Earlier the CNG was economical vis a vis petrol but now it is the same or even a little bit expensive and inefficient, as the government has increased the price of the commodity, the drivers of various public transport vehicles and taxi cabs, commuting in the twin cities of Islamabad Rawalpindi, told this scribe.

The public transport vehicles interviewed were Route number 1, 24,105,111,120, 127A, and 136 which is commuting in Islamabad and between the twin cities of Islamabad and Rawalpindi. It was disclosed during the interview with these transporters that almost 99 percent public transport were not using CNG. Beside the big public transport vehicles the small taxi cab was also interviewed for the purpose, and the answer was not different.

A driver, Muhammad Ashraf, of the van on route number one, which commutes from Secretariat in Islamabad to Saddr Rawalpindi, said, this, is not my personal vehicle I took this on lease and I am not saving money as I am running on petrol.

When asked the reason for not using CNG instead of petrol to save some money, he replied that not using CNG is under compulsion as it is substandard and effect the efficiency of my engine. Beside its quality, he said, it also uneconomical and does not help any saving.

Similarly a driver, Khalid Khattak, of another van for route 127A, which travels from Chongi 26 to Bharkhu said that the new price of CNG doesn’t suit us as it is expensive and that’s why we are not using it.

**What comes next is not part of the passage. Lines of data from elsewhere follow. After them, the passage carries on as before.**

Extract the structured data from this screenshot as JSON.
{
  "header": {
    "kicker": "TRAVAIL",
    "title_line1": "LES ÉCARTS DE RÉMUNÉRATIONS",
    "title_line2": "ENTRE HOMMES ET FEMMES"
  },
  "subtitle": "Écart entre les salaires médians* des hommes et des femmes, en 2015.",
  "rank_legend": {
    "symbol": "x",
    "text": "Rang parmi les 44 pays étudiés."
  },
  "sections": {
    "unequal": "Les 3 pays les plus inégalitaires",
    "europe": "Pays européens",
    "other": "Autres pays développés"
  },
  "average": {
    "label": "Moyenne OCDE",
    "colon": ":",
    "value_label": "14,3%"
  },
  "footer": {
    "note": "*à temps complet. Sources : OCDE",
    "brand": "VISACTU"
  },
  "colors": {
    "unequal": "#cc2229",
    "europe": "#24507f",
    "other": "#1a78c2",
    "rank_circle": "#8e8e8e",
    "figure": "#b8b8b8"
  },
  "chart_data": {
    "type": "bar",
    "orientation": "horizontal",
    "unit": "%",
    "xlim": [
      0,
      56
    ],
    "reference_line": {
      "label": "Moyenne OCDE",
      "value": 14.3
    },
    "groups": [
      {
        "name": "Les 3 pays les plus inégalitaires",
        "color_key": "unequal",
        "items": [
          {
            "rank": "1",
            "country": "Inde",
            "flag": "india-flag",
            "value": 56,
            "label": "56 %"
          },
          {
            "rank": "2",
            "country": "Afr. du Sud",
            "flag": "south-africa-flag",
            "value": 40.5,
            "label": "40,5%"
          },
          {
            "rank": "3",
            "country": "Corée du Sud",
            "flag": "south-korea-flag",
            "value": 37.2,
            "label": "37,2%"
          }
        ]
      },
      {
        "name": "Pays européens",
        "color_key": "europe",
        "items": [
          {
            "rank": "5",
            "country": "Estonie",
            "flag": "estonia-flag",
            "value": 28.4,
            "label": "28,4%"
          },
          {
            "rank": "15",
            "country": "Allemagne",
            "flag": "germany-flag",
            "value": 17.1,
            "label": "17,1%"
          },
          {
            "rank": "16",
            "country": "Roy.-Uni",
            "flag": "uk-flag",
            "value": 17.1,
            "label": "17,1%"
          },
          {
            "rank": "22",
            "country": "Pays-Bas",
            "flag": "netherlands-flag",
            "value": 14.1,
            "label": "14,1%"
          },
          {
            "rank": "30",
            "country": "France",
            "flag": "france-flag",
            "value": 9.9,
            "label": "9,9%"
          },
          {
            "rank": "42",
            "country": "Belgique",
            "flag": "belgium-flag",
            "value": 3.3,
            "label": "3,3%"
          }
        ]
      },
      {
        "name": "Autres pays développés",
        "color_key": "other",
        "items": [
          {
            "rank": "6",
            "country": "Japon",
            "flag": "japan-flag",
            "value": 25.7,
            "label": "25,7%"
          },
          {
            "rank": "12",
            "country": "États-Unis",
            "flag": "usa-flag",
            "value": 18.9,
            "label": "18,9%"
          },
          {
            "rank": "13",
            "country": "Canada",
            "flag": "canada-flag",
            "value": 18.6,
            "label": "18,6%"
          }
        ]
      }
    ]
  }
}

With the petrol of Rs 2000 I can travel three times from Chongi 26 to Bharkhu, while the CNG of the same amount pushes my van only for two times or may be a little bit more, he added.

Yaseen another driver who drive van on route 136, which commutes from Secretariat Islamabad to Bahria Town Rawalpindi, said that I did not fuel my vehicles with the CNG after the reopening of the gas stations as it is expensive and co drivers told me that its quality is not good either.

A taxi driver Naeem Jan with his, 650cc, small cab said, earlier I was using CNG to save some money but with the new price it does not make any difference in pricing. My car consumption is too low, for me petrol and CNG is the same, he added.

When contacted the CNG association president, Ghyas Paracha, said that this is baseless to say that the new CNG is substandard adding that it is just an assumption and nothing else. It is also not true to say that it is expensive; he said adding that instead it is 30 percent cheaper than petrol.

He said that CNG is doing well and saving 2600 tone of petrol per day in Punjab only which is the manifestation of the fact that the public response is overwhelming.

However he said quality or price has nothing to do with the public transporter not using CNG, there are other reasons behind this attitude. He said first some of those non-users of CNG are involved in the use of illegal Liquefied Petroleum Gas (LPG), they have installed LPG cylinder in their vehicles, which is though easily available but are dangerous for public transport. He asked the government to take strict action against the vehicles owners who according to him was playing with the lives of people.

The second reason is their availability as majority of the public transporters are unsure of the continued supply of the CNG, Paracha said and added that as soon their confidence restore they will again switch over to CNG.

The country has a total 3,495 CNG stations of which 2,400 were in Punjab but after intensification of gas crisis Gas supply to CNG stations of Punjab was suspended in November 2014 but now partially reopened under new rules. In Sindh during winter CNG stations remains close for three days in a week while there is no load shedding for summer. In Khyber Pakhtunkhwa and Balochistan there is no gas load-shedding for the CNG sector.